Elie Barnavi et Elias Sanbar dialoguent depuis des décennies. Cet Israélien et ce Palestinien ont en commun d’être nés peu de temps après la Seconde Guerre mondiale, d’avoir été historiens et ambassadeurs, et de toujours avoir prôné, inlassablement, la réconciliation entre leurs deux peuples.

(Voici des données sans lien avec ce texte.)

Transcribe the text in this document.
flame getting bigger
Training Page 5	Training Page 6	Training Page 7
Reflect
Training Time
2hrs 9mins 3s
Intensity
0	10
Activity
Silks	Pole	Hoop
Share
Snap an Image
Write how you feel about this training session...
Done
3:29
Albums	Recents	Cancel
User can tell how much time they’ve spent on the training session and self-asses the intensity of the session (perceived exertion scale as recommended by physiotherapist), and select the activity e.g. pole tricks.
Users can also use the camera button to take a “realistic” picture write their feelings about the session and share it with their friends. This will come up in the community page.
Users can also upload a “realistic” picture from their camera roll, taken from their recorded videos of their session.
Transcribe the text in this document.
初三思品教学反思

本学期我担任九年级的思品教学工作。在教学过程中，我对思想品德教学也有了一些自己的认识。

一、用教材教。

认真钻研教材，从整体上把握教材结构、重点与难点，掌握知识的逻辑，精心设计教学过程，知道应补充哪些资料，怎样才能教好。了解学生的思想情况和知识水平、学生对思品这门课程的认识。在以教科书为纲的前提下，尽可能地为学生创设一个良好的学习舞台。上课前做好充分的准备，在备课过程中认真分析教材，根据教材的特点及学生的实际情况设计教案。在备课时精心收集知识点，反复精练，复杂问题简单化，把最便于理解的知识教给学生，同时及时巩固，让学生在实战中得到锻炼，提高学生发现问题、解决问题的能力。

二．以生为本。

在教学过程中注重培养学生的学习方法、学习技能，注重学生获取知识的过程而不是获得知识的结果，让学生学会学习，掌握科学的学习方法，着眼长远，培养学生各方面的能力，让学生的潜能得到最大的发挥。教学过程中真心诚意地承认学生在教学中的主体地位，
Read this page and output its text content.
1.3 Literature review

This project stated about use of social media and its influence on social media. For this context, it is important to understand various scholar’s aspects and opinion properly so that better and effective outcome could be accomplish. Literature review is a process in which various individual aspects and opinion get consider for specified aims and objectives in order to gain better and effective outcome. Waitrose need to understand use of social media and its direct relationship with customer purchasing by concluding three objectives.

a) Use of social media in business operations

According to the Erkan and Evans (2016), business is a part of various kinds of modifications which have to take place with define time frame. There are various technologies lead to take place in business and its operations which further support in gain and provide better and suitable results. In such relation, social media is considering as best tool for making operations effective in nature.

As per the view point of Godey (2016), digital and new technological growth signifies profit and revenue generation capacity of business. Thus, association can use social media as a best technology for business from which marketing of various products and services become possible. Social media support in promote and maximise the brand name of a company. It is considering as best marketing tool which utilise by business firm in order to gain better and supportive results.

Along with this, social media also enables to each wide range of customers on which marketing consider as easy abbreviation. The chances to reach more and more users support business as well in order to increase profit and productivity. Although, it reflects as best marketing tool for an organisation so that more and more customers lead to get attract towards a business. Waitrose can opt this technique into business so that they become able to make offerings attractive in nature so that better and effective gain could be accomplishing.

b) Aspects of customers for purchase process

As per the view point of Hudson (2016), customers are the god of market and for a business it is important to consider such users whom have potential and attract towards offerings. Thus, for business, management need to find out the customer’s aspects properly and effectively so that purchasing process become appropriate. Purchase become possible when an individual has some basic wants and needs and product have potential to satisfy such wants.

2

Depuis le 7-Octobre, et jusqu’à ce que leurs livres sortent, ils ne s’étaient pas exprimés ensemble dans les médias. Malgré deux ans et demi d’une guerre acharnée, les deux infatigables combattants de la paix expliquent pourquoi ils gardent encore un espoir sur l’issue du conflit.
Un dialogue qui persiste malgré tout
Dans un entretien croisé, Elie Barnavi, auteur du « Dictionnaire amoureux d’Israël », et Elias Sanbar, auteur du « Nouveau dictionnaire amoureux de la Palestine », reviennent sur leur engagement commun pour la paix. Ils soulignent que les Israéliens et les Palestiniens sont « des frères siamois », condamnés à vivre ensemble. Malgré les difficultés, ils refusent de céder au désespoir.
Des parcours parallèles
Tous deux nés peu après la Seconde Guerre mondiale, ils ont embrassé des carrières d’historiens et de diplomates. Leur amitié et leur respect mutuel sont un exemple rare dans un contexte de tensions extrêmes. Ils continuent de porter une voix de paix, même si les pacifistes sont devenus minoritaires des deux côtés.
Un espoir qui demeure
Interrogés sur la difficulté de maintenir une position pacifiste, Elias Sanbar rappelle qu’en 1991, lors des négociations des accords d’Oslo à Madrid, les Palestiniens étaient déjà confrontés à des obstacles immenses. Pourtant, le dialogue a été possible. Aujourd’hui, malgré la guerre, ils estiment que la solution à deux États reste la seule viable.
Cet entretien exclusif, publié le 15 mai 2026, montre que même dans les moments les plus sombres, des voix s’élèvent pour appeler à la raison et à la coexistence. Les deux historiens espèrent que leurs livres contribueront à une meilleure compréhension mutuelle et à la renaissance d’un processus de paix.